Raloxifene shows even higher response rates, with 86% to 93% of patients achieving at least 50% reduction. It also resolves pain completely in all reported cases, and no recurrences have been documented. Clomiphene is a third option that reduces breast size in 64% to 95% of cases, but it has a higher recurrence rate (up to 26%) and some patients find the results insufficient.

These medications work best when the tissue is still relatively new and soft. Once gynecomastia has been present for a long time and the tissue has become dense and fibrous, medication is less effective and surgery becomes the more reliable option.

Surgical Options

Surgery is considered when medication hasn’t worked, when the gynecomastia is long-standing, or when the grade is high enough that excess skin is part of the problem. The approach depends on what kind of tissue is involved.

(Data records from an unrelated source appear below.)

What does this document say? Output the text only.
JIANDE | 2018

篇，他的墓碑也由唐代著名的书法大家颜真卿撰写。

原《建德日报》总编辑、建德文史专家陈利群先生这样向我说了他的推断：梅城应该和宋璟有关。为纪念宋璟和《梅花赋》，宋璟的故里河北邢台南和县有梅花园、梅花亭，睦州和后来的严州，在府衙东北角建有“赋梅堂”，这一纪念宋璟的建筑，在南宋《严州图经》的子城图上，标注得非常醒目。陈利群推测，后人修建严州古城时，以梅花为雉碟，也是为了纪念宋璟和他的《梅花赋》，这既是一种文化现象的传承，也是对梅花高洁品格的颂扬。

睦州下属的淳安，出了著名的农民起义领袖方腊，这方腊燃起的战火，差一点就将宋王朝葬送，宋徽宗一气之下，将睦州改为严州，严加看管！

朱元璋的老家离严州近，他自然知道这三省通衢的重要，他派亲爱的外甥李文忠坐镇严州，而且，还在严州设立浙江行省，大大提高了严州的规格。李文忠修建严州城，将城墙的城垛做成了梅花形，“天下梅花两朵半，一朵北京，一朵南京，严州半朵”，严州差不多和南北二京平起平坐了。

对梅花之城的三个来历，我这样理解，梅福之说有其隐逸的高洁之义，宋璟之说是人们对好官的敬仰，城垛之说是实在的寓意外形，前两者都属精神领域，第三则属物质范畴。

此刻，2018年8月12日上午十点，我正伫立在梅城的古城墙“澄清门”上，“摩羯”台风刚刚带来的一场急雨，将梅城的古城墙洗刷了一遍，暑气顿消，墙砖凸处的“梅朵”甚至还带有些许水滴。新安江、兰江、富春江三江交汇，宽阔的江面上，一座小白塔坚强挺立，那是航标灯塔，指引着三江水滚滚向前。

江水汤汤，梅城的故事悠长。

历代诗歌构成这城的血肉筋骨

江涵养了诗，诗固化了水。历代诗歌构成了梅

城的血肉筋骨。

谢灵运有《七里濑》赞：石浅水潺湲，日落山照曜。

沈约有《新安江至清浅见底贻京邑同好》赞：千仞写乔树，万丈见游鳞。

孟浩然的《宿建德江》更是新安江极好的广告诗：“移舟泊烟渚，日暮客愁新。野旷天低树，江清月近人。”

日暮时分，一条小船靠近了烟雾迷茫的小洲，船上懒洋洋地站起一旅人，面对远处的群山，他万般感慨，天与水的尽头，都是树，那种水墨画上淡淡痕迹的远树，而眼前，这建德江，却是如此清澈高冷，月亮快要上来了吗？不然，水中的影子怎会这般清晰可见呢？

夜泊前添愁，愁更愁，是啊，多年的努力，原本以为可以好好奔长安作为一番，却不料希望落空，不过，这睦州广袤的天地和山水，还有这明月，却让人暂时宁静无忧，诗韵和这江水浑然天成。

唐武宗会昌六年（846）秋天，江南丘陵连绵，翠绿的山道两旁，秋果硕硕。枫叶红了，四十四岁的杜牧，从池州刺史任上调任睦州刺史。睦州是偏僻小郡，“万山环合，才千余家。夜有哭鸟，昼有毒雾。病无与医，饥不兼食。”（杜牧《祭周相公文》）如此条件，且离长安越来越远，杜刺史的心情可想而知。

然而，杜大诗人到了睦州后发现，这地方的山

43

If the enlargement is mostly fatty tissue with minimal glandular component, liposuction alone can be sufficient. But liposuction doesn’t remove dense glandular tissue effectively. When firm glandular tissue remains after liposuction, or is identified beforehand, surgeons combine liposuction with direct excision of the gland through a small incision, usually around the edge of the areola. This combination approach is the standard for most moderate to severe cases.

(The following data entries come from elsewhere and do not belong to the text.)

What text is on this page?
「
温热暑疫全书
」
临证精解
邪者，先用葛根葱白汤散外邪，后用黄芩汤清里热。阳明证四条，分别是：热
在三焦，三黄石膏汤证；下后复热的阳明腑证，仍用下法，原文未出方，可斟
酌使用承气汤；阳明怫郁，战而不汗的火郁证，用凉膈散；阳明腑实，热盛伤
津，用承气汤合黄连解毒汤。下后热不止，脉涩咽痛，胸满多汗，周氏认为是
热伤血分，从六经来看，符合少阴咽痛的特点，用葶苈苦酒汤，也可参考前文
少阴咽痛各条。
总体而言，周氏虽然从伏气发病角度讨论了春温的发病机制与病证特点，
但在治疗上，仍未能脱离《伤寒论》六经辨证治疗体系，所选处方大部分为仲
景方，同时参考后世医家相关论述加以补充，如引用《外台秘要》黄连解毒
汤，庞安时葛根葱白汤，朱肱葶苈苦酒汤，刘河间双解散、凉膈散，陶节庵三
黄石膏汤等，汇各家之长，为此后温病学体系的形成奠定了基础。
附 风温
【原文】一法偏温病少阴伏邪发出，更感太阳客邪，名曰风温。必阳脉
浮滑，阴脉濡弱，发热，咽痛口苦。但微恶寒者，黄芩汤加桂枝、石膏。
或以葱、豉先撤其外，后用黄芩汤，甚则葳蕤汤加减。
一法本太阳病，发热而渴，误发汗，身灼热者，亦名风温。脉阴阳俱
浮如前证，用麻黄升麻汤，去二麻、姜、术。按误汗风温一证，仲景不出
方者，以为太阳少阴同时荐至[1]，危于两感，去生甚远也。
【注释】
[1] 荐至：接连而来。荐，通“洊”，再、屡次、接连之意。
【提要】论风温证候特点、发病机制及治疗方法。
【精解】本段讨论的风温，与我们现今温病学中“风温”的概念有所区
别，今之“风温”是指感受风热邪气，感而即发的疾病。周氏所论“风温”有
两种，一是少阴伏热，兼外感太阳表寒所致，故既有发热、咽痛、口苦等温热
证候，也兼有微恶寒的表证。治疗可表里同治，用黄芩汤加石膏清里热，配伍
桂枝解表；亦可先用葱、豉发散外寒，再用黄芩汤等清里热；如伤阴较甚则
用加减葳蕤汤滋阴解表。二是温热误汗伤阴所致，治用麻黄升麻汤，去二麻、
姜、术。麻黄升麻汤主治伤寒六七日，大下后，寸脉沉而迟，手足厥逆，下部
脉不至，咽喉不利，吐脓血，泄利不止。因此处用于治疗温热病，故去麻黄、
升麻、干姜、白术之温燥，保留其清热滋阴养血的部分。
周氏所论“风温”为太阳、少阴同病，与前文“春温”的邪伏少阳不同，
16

For Grade IIb and Grade III gynecomastia, where significant excess skin is present, the procedure may also include skin removal. Without addressing the skin, liposuction and gland removal alone can leave a sagging result. Some techniques combine ultrasonic liposuction with gland excision to achieve a flatter contour without major skin incisions, even in more advanced cases.

Recovery from gynecomastia surgery varies by the extent of the procedure, but most men return to light activity within a week and full activity within four to six weeks. Compression garments are typically worn for several weeks to help the chest contour settle smoothly.